保能算法是数值常微分方程的核心研究领域之一,许多方法如交映法和离散梯度法等都取得了巨大成功。本文考虑准双哈密顿系统的数值积分问题,作为双哈密顿系统的广义,准双哈密顿系统可以用两种不同的方法表示:\P _ { 1 } ( y ) \nabla H _ { 2 }(y) = \frac{1}{\rho (y)}P _ { 2 }( y ) \nabla H _ { 1 }(y)\).准双哈密顿系统有两个哈密顿(Hamiltonians):\(H_1(y)\) 和\(H_2(y)\)。传统的离散梯度法一次只能保留一个哈密顿。本文基于离散梯度法和投影法,提出了能同时保留两个哈密顿的新能量保留积分器。与传统的离散梯度法相比,它们显示出更好的定性行为。

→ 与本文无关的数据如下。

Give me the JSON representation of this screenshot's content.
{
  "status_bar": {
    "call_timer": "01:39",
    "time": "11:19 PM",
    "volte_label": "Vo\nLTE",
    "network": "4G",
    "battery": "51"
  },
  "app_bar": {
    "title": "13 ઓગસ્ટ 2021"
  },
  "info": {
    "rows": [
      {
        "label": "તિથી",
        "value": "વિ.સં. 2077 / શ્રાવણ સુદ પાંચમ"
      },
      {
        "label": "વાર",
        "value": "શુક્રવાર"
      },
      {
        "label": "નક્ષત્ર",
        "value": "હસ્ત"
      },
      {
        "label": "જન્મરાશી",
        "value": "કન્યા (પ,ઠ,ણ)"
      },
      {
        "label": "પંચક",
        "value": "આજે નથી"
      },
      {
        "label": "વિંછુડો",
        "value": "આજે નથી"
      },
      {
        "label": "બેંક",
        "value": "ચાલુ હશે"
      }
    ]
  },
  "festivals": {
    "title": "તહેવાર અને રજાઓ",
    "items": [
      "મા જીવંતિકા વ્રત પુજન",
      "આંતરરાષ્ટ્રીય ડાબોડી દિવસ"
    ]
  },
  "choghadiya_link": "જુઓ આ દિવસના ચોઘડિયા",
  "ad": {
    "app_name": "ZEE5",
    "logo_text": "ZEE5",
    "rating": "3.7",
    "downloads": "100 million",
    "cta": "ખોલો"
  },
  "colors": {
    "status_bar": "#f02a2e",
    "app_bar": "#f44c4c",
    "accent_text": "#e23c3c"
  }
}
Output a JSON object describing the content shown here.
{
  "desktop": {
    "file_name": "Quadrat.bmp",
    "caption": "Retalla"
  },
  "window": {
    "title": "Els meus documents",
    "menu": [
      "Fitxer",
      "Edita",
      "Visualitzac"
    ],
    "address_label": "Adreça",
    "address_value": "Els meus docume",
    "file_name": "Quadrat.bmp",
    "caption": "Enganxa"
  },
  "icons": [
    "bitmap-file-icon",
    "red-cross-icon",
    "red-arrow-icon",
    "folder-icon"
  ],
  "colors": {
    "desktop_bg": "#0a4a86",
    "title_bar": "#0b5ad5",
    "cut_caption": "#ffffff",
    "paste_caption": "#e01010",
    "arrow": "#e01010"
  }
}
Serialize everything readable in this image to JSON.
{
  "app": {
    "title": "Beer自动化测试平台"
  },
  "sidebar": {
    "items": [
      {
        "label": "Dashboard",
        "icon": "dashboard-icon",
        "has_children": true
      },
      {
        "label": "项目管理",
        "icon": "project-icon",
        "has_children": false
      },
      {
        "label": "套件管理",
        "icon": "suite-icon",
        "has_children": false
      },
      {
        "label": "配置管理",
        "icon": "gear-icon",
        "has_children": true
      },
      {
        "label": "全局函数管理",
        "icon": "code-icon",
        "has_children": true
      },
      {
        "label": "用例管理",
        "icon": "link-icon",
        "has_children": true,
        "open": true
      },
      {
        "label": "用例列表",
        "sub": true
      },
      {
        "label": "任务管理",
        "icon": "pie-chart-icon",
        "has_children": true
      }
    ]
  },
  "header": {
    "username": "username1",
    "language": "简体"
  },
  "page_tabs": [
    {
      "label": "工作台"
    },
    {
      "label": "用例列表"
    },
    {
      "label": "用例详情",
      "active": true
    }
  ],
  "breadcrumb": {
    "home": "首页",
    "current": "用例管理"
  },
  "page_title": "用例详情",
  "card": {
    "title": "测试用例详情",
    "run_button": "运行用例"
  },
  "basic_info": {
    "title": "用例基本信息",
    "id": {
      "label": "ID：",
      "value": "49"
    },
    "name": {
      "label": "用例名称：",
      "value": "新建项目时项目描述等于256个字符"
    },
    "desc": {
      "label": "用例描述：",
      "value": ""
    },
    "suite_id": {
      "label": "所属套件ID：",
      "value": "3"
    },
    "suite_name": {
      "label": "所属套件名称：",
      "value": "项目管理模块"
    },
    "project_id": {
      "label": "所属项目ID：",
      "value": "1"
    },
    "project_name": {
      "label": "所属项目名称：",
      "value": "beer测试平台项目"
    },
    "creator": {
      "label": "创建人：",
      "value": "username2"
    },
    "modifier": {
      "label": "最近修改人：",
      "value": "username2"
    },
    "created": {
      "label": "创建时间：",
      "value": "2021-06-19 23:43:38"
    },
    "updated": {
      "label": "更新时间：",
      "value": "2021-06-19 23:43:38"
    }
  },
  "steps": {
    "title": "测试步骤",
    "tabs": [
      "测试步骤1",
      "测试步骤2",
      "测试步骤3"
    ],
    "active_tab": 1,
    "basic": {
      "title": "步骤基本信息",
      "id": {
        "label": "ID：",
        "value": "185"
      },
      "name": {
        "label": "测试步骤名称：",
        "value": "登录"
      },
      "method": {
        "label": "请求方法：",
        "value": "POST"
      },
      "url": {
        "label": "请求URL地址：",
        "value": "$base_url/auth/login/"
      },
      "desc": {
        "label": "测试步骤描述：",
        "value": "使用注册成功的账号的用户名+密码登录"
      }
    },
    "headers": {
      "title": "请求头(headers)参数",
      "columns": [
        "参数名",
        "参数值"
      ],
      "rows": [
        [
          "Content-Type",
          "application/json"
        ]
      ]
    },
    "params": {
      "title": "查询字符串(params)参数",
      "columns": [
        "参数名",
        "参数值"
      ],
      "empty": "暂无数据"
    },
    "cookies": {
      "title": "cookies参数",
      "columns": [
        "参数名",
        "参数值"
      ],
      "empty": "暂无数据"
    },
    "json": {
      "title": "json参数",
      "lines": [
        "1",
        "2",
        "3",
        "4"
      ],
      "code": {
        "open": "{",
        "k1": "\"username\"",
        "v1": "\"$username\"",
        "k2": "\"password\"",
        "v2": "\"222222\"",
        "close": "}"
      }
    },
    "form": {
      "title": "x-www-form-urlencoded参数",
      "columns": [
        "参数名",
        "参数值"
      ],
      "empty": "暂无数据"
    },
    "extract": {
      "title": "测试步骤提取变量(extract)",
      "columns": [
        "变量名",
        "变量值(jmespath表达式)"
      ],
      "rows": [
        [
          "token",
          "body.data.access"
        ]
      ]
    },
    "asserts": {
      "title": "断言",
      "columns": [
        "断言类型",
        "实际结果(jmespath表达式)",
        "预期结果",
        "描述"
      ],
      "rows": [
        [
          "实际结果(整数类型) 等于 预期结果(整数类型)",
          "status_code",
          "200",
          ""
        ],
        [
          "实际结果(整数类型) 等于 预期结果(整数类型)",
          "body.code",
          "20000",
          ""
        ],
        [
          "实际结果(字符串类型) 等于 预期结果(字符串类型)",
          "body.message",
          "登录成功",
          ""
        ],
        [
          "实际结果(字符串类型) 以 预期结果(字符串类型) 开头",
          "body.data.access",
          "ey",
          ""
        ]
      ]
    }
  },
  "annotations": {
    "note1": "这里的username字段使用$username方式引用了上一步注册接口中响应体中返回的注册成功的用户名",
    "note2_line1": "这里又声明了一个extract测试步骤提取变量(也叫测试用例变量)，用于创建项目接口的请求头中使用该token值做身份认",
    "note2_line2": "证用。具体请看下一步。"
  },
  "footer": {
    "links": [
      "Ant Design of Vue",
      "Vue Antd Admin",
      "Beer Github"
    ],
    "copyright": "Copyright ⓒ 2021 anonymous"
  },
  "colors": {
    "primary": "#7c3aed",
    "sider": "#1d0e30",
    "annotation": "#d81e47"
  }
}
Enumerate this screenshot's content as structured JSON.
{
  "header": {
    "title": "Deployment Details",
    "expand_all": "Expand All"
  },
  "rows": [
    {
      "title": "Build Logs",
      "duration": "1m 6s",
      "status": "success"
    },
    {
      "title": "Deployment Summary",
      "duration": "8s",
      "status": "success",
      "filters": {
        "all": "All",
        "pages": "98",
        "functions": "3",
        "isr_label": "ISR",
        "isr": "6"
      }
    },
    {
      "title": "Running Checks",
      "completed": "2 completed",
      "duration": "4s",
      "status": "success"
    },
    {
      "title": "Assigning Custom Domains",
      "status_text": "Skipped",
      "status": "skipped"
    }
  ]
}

本文对 Hénon-Heiles 型系统和 Korteweg-de Vries (KdV) 方程进行了数值积分,以显示新积分器与传统离散梯度法相比的有效性。
本文章由计算机程序翻译,如有差异,请以英文原文为准。

A new type of energy-preserving integrators for quasi-bi-Hamiltonian systems

A new type of energy-preserving integrators for quasi-bi-Hamiltonian systems

Energy-preserving algorithms, as one of the core research areas in numerical ordinary differential equations, have achieved great success by many methods such as symplectic methods and discrete gradient methods. This paper considers the numerical integration of quasi-bi-Hamiltonian systems, which, as a generalization of bi-Hamiltonian systems, can be expressed in two distinct ways: \({\dot{y}} = P _ { 1 } ( y ) \nabla H _ { 2 }(y) = \frac{1}{\rho (y)}P _ { 2 } ( y ) \nabla H _ { 1 }(y)\). The quasi-bi-Hamiltonian systems have two Hamiltonians \(H_1(y)\) and \(H_2(y)\). Conventional discrete gradient methods can only preserve one Hamiltonian at a time. In this paper, based on discrete gradient and projection, new energy-preserving integrators that can preserve the two Hamiltonians simultaneously are proposed. They show better qualitative behaviours than traditional discrete gradient methods do. Numerical integrations of Hénon-Heiles type systems and the Korteweg-de Vries (KdV) equation are conducted to show the effectiveness of the new integrators in comparison with traditional discrete gradient methods.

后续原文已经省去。